Chyba nie wszyscy się nauczyli.Ciągle zdaża mi się przeczytać komentarze z żalami czy to w recenzjach na You Tube czy na Gildi.
Bo też jest to dosyć niewygodna strategia. Decyzje trzeba podejmować na bazie ograniczonej wiedzy, bez dostępu do lokalnych ocen/opinii. W efekcie ruletka. Taki tytuł jak "CE" nabyłem szczęśliwym zrządzeniem losu - tylko dlatego, że ktoś ewidentnie nie wykupił zarezerwowanego egzemplarza. Co prawda gdybym go nie zdobył pewnie nie narzekałbym zbytnio nie wiedząc co tracę. Ale jednocześnie świadomość, że tak dobry tytuł wychodzi w tak ograniczonym nakładzie i faktycznie poza wąskim okienkiem czasowym nie sposób go nabyć inaczej niż zdrowo przepłacając sprawia, że można mieć wątpliwości.
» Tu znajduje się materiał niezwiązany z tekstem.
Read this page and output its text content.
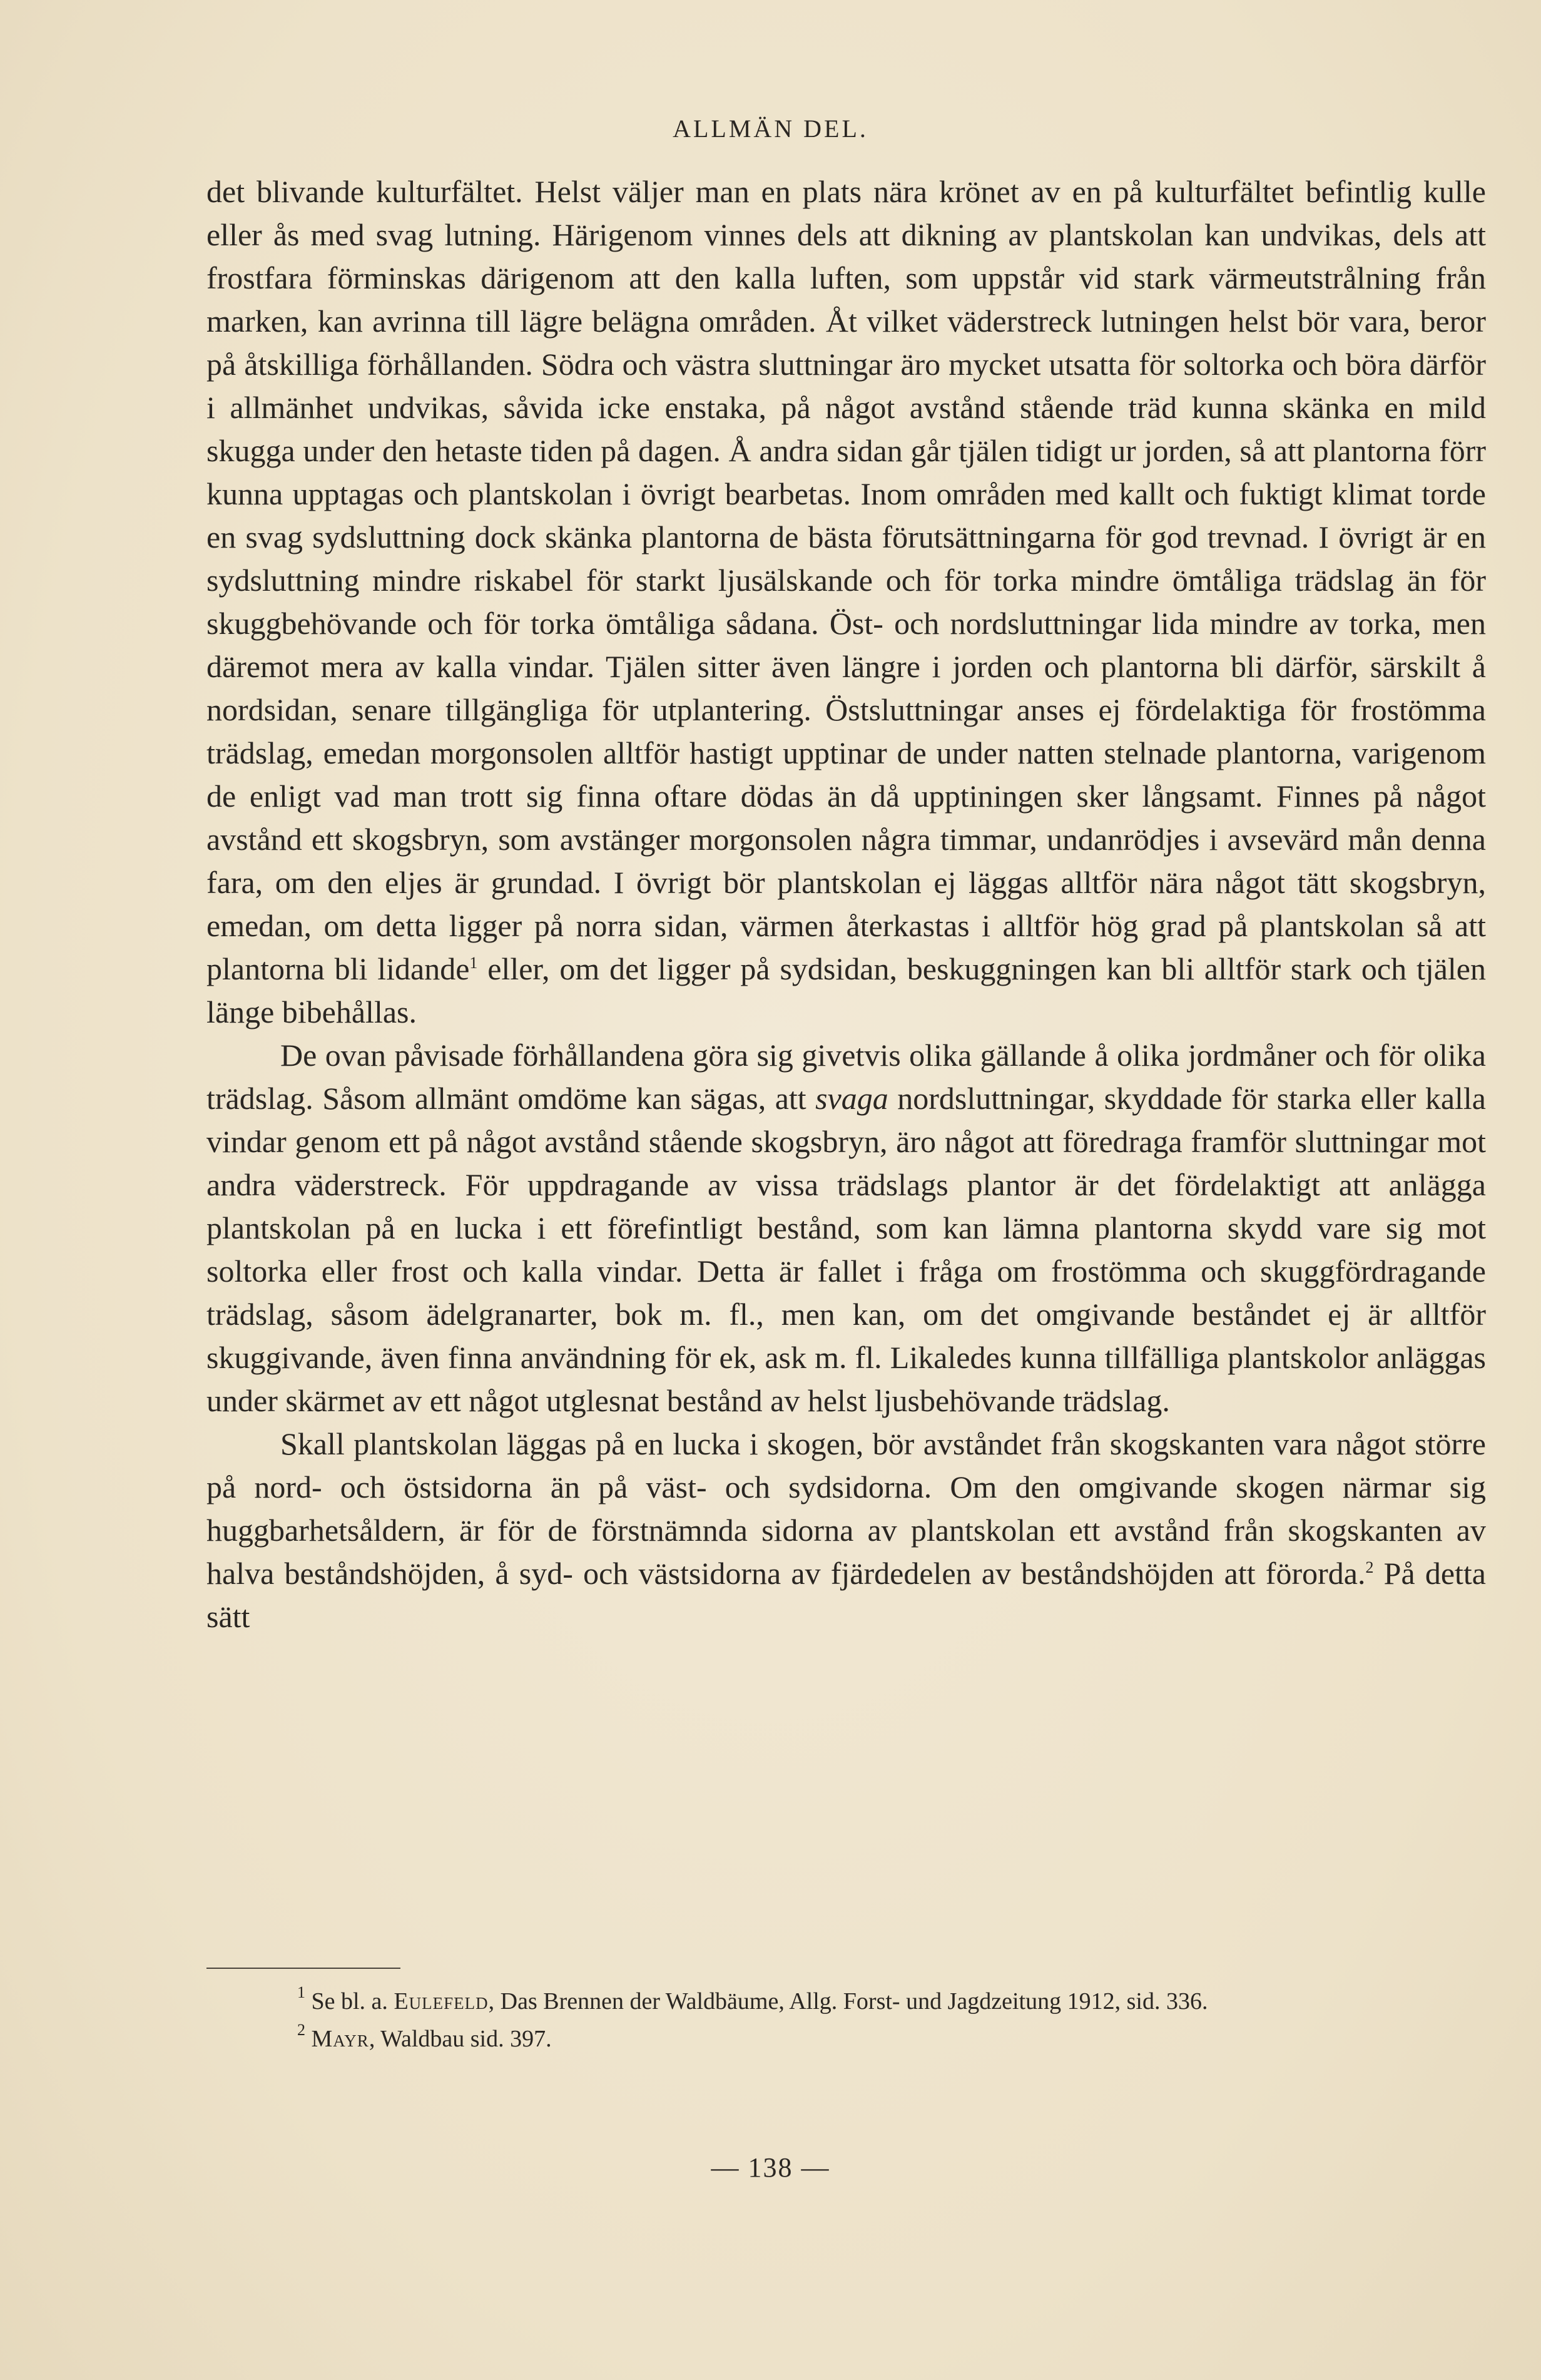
ALLMÄN DEL.

det blivande kulturfältet. Helst väljer man en plats nära krönet av en på kulturfältet befintlig kulle eller ås med svag lutning. Härigenom vinnes dels att dikning av plantskolan kan undvikas, dels att frostfara förminskas därigenom att den kalla luften, som uppstår vid stark värmeutstrålning från marken, kan avrinna till lägre belägna områden. Åt vilket väderstreck lutningen helst bör vara, beror på åtskilliga förhållanden. Södra och västra sluttningar äro mycket utsatta för soltorka och böra därför i allmänhet undvikas, såvida icke enstaka, på något avstånd stående träd kunna skänka en mild skugga under den hetaste tiden på dagen. Å andra sidan går tjälen tidigt ur jorden, så att plantorna förr kunna upptagas och plantskolan i övrigt bearbetas. Inom områden med kallt och fuktigt klimat torde en svag sydsluttning dock skänka plantorna de bästa förutsättningarna för god trevnad. I övrigt är en sydsluttning mindre riskabel för starkt ljusälskande och för torka mindre ömtåliga trädslag än för skuggbehövande och för torka ömtåliga sådana. Öst- och nordsluttningar lida mindre av torka, men däremot mera av kalla vindar. Tjälen sitter även längre i jorden och plantorna bli därför, särskilt å nordsidan, senare tillgängliga för utplantering. Östsluttningar anses ej fördelaktiga för frostömma trädslag, emedan morgonsolen alltför hastigt upptinar de under natten stelnade plantorna, varigenom de enligt vad man trott sig finna oftare dödas än då upptiningen sker långsamt. Finnes på något avstånd ett skogsbryn, som avstänger morgonsolen några timmar, undanrödjes i avsevärd mån denna fara, om den eljes är grundad. I övrigt bör plantskolan ej läggas alltför nära något tätt skogsbryn, emedan, om detta ligger på norra sidan, värmen återkastas i alltför hög grad på plantskolan så att plantorna bli lidande$^1$ eller, om det ligger på sydsidan, beskuggningen kan bli alltför stark och tjälen länge bibehållas.

De ovan påvisade förhållandena göra sig givetvis olika gällande å olika jordmåner och för olika trädslag. Såsom allmänt omdöme kan sägas, att svaga nordsluttningar, skyddade för starka eller kalla vindar genom ett på något avstånd stående skogsbryn, äro något att föredraga framför sluttningar mot andra väderstreck. För uppdragande av vissa trädslags plantor är det fördelaktigt att anlägga plantskolan på en lucka i ett förefintligt bestånd, som kan lämna plantorna skydd vare sig mot soltorka eller frost och kalla vindar. Detta är fallet i fråga om frostömma och skuggfördragande trädslag, såsom ädelgranarter, bok m. fl., men kan, om det omgivande beståndet ej är alltför skuggivande, även finna användning för ek, ask m. fl. Likaledes kunna tillfälliga plantskolor anläggas under skärmet av ett något utglesnat bestånd av helst ljusbehövande trädslag.

Skall plantskolan läggas på en lucka i skogen, bör avståndet från skogskanten vara något större på nord- och östsidorna än på väst- och sydsidorna. Om den omgivande skogen närmar sig huggbarhetsåldern, är för de förstnämnda sidorna av plantskolan ett avstånd från skogskanten av halva beståndshöjden, å syd- och västsidorna av fjärdedelen av beståndshöjden att förorda.$^2$ På detta sätt

$^1$ Se bl. a. Eulefeld, Das Brennen der Waldbäume, Allg. Forst- und Jagdzeitung 1912, sid. 336.

$^2$ Mayr, Waldbau sid. 397.

— 138 —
W każdym razie temat był wałkowany i tutaj nic się nie zmieni. Komiks to cały czas niszowe hobby a konta bankowe i piwnice mają swoje pojemności.
Aczkolwiek tak mnie teraz strzeliła pewna (być może głupia) myśl (skądinąd może to już zostało przegadane - nie wiem): a gdyby pójść również w e-wydanie? Na zasadzie, że nakład papierowy taki jak zwykle, ale komiks również dostępny do pobrania w wersji elektronicznej? Problem magazynowania odpada a na tym segmencie chyba również idzie zrobić jakieś pieniądze - nie wiem, nie znam się, ot skrzydlata myśl mi się przyplątała.